Além do CO2 gerado no processo de fermentação alcoólica, o projeto, que foi financiado pela Fapesp, também previu a reutilização do gás proveniente da queima de bagaço nas usinas. Nesse processo, a geração de dióxido de carbono é ainda maior, da ordem de 83 bilhões de quilos – isso se todo o bagaço fosse queimado para a produção de energia. Mas o CO2 nesse caso não é tão puro e teria que passar por um processo de limpeza e purificação para ser injetado nos reatores contendo microalgas e cianobactérias.
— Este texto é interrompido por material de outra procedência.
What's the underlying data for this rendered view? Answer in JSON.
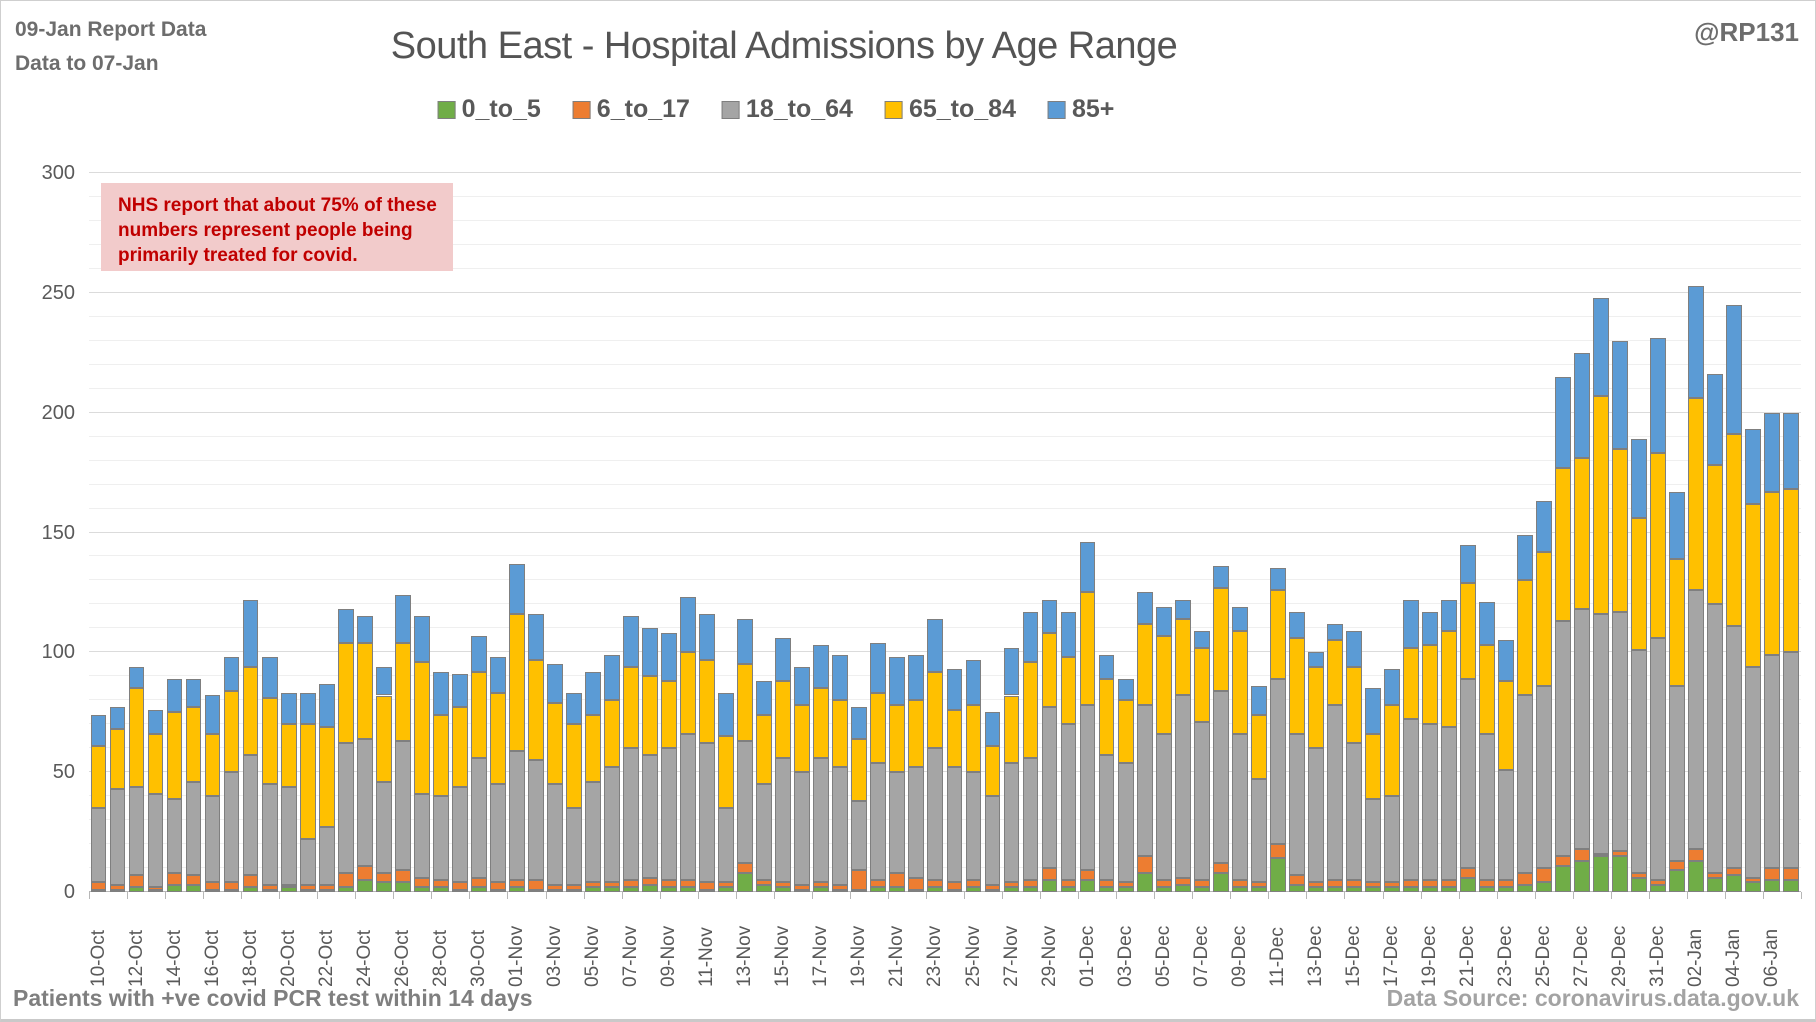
{
  "window": {
    "report_note_line1": "09-Jan Report Data",
    "report_note_line2": "Data to 07-Jan",
    "watermark": "@RP131"
  },
  "title": "South East - Hospital Admissions by Age Range",
  "annotation": {
    "text": "NHS report that about 75% of these\nnumbers represent people being\nprimarily treated for covid.",
    "bg_color": "#F2CBCB",
    "text_color": "#C00000"
  },
  "footer": {
    "left": "Patients with  +ve covid PCR test within 14 days",
    "right": "Data Source: coronavirus.data.gov.uk"
  },
  "colors": {
    "axis_text": "#595959",
    "minor_gridline": "#EFEFEF",
    "major_gridline": "#DBDBDB",
    "bar_border": "#7F7F7F"
  },
  "chart_data": {
    "type": "bar",
    "stacked": true,
    "title": "South East - Hospital Admissions by Age Range",
    "xlabel": "",
    "ylabel": "",
    "ylim": [
      0,
      300
    ],
    "ytick_step": 50,
    "minor_grid_step": 10,
    "yticks": [
      0,
      50,
      100,
      150,
      200,
      250,
      300
    ],
    "grid": "horizontal, minor every 10 (faint), major every 50",
    "legend_position": "top",
    "x_label_every": 2,
    "categories": [
      "10-Oct",
      "11-Oct",
      "12-Oct",
      "13-Oct",
      "14-Oct",
      "15-Oct",
      "16-Oct",
      "17-Oct",
      "18-Oct",
      "19-Oct",
      "20-Oct",
      "21-Oct",
      "22-Oct",
      "23-Oct",
      "24-Oct",
      "25-Oct",
      "26-Oct",
      "27-Oct",
      "28-Oct",
      "29-Oct",
      "30-Oct",
      "31-Oct",
      "01-Nov",
      "02-Nov",
      "03-Nov",
      "04-Nov",
      "05-Nov",
      "06-Nov",
      "07-Nov",
      "08-Nov",
      "09-Nov",
      "10-Nov",
      "11-Nov",
      "12-Nov",
      "13-Nov",
      "14-Nov",
      "15-Nov",
      "16-Nov",
      "17-Nov",
      "18-Nov",
      "19-Nov",
      "20-Nov",
      "21-Nov",
      "22-Nov",
      "23-Nov",
      "24-Nov",
      "25-Nov",
      "26-Nov",
      "27-Nov",
      "28-Nov",
      "29-Nov",
      "30-Nov",
      "01-Dec",
      "02-Dec",
      "03-Dec",
      "04-Dec",
      "05-Dec",
      "06-Dec",
      "07-Dec",
      "08-Dec",
      "09-Dec",
      "10-Dec",
      "11-Dec",
      "12-Dec",
      "13-Dec",
      "14-Dec",
      "15-Dec",
      "16-Dec",
      "17-Dec",
      "18-Dec",
      "19-Dec",
      "20-Dec",
      "21-Dec",
      "22-Dec",
      "23-Dec",
      "24-Dec",
      "25-Dec",
      "26-Dec",
      "27-Dec",
      "28-Dec",
      "29-Dec",
      "30-Dec",
      "31-Dec",
      "01-Jan",
      "02-Jan",
      "03-Jan",
      "04-Jan",
      "05-Jan",
      "06-Jan",
      "07-Jan"
    ],
    "series": [
      {
        "name": "0_to_5",
        "color": "#70AD47",
        "values": [
          1,
          1,
          2,
          1,
          3,
          3,
          1,
          1,
          2,
          1,
          2,
          1,
          1,
          2,
          5,
          4,
          4,
          2,
          2,
          1,
          2,
          1,
          2,
          1,
          1,
          1,
          2,
          2,
          2,
          3,
          2,
          2,
          1,
          2,
          8,
          3,
          2,
          1,
          2,
          1,
          1,
          2,
          2,
          1,
          2,
          1,
          2,
          1,
          2,
          2,
          5,
          2,
          5,
          2,
          2,
          8,
          2,
          3,
          2,
          8,
          2,
          2,
          14,
          3,
          2,
          2,
          2,
          2,
          2,
          2,
          2,
          2,
          6,
          2,
          2,
          3,
          4,
          11,
          13,
          15,
          15,
          6,
          3,
          9,
          13,
          6,
          7,
          4,
          5,
          5
        ]
      },
      {
        "name": "6_to_17",
        "color": "#ED7D31",
        "values": [
          3,
          2,
          5,
          1,
          5,
          4,
          3,
          3,
          5,
          2,
          1,
          2,
          2,
          6,
          6,
          4,
          5,
          4,
          3,
          3,
          4,
          3,
          3,
          4,
          2,
          2,
          2,
          2,
          3,
          3,
          3,
          3,
          3,
          2,
          4,
          2,
          2,
          2,
          2,
          2,
          8,
          3,
          6,
          5,
          3,
          3,
          3,
          2,
          2,
          3,
          5,
          3,
          4,
          3,
          2,
          7,
          3,
          3,
          3,
          4,
          3,
          2,
          6,
          4,
          2,
          3,
          3,
          2,
          2,
          3,
          3,
          3,
          4,
          3,
          3,
          5,
          6,
          4,
          5,
          1,
          2,
          2,
          2,
          4,
          5,
          2,
          3,
          2,
          5,
          5
        ]
      },
      {
        "name": "18_to_64",
        "color": "#A5A5A5",
        "values": [
          31,
          40,
          37,
          39,
          31,
          39,
          36,
          46,
          50,
          42,
          41,
          19,
          24,
          54,
          53,
          38,
          54,
          35,
          35,
          40,
          50,
          41,
          54,
          50,
          42,
          32,
          42,
          48,
          55,
          51,
          55,
          61,
          58,
          31,
          51,
          40,
          52,
          47,
          52,
          49,
          29,
          49,
          42,
          46,
          55,
          48,
          45,
          37,
          50,
          51,
          67,
          65,
          69,
          52,
          50,
          63,
          61,
          76,
          66,
          72,
          61,
          43,
          69,
          59,
          56,
          73,
          57,
          35,
          36,
          67,
          65,
          64,
          79,
          61,
          46,
          74,
          76,
          98,
          100,
          100,
          100,
          93,
          101,
          73,
          108,
          112,
          101,
          88,
          89,
          90
        ]
      },
      {
        "name": "65_to_84",
        "color": "#FFC000",
        "values": [
          26,
          25,
          41,
          25,
          36,
          31,
          26,
          34,
          37,
          36,
          26,
          48,
          42,
          42,
          40,
          36,
          41,
          55,
          34,
          33,
          36,
          38,
          57,
          42,
          34,
          35,
          28,
          28,
          34,
          33,
          28,
          34,
          35,
          30,
          32,
          29,
          32,
          28,
          29,
          28,
          26,
          29,
          28,
          28,
          32,
          24,
          28,
          21,
          28,
          40,
          31,
          28,
          47,
          32,
          26,
          34,
          41,
          32,
          31,
          43,
          43,
          27,
          37,
          40,
          34,
          27,
          32,
          27,
          38,
          30,
          33,
          40,
          40,
          37,
          37,
          48,
          56,
          64,
          63,
          91,
          68,
          55,
          77,
          53,
          80,
          58,
          80,
          68,
          68,
          68
        ]
      },
      {
        "name": "85+",
        "color": "#5B9BD5",
        "values": [
          13,
          9,
          9,
          10,
          14,
          12,
          16,
          14,
          28,
          17,
          13,
          13,
          18,
          14,
          11,
          12,
          20,
          19,
          18,
          14,
          15,
          15,
          21,
          19,
          16,
          13,
          18,
          19,
          21,
          20,
          20,
          23,
          19,
          18,
          19,
          14,
          18,
          16,
          18,
          19,
          13,
          21,
          20,
          19,
          22,
          17,
          19,
          14,
          20,
          21,
          14,
          19,
          21,
          10,
          9,
          13,
          12,
          8,
          7,
          9,
          10,
          12,
          9,
          11,
          6,
          7,
          15,
          19,
          15,
          20,
          14,
          13,
          16,
          18,
          17,
          19,
          21,
          38,
          44,
          41,
          45,
          33,
          48,
          28,
          47,
          38,
          54,
          31,
          33,
          32
        ]
      }
    ]
  }
}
O projeto, segundo Carvalho, levaria a uma redução de emissão de CO2 pelo país.

A ideia de aproveitar gases que contêm dióxido de carbono para o cultivo de microrganismos já foi objeto de estudo, na década de 1980, pelo professor Eugênio Aquarone, da mesma FCF-USP, cujo grupo, em trabalho com a Universidade de Firenze, na Itália, avaliou o efeito do CO2 da fermentação alcoólica na produção da Spirulina maxima. “Na nossa solicitação de patente, entretanto, apresentamos métodos que contribuem para a viabilização do uso do gás carbônico da fermentação do caldo de cana ou da queima do bagaço no cultivo de microrganismos fotossintetizantes”, diz Carvalho.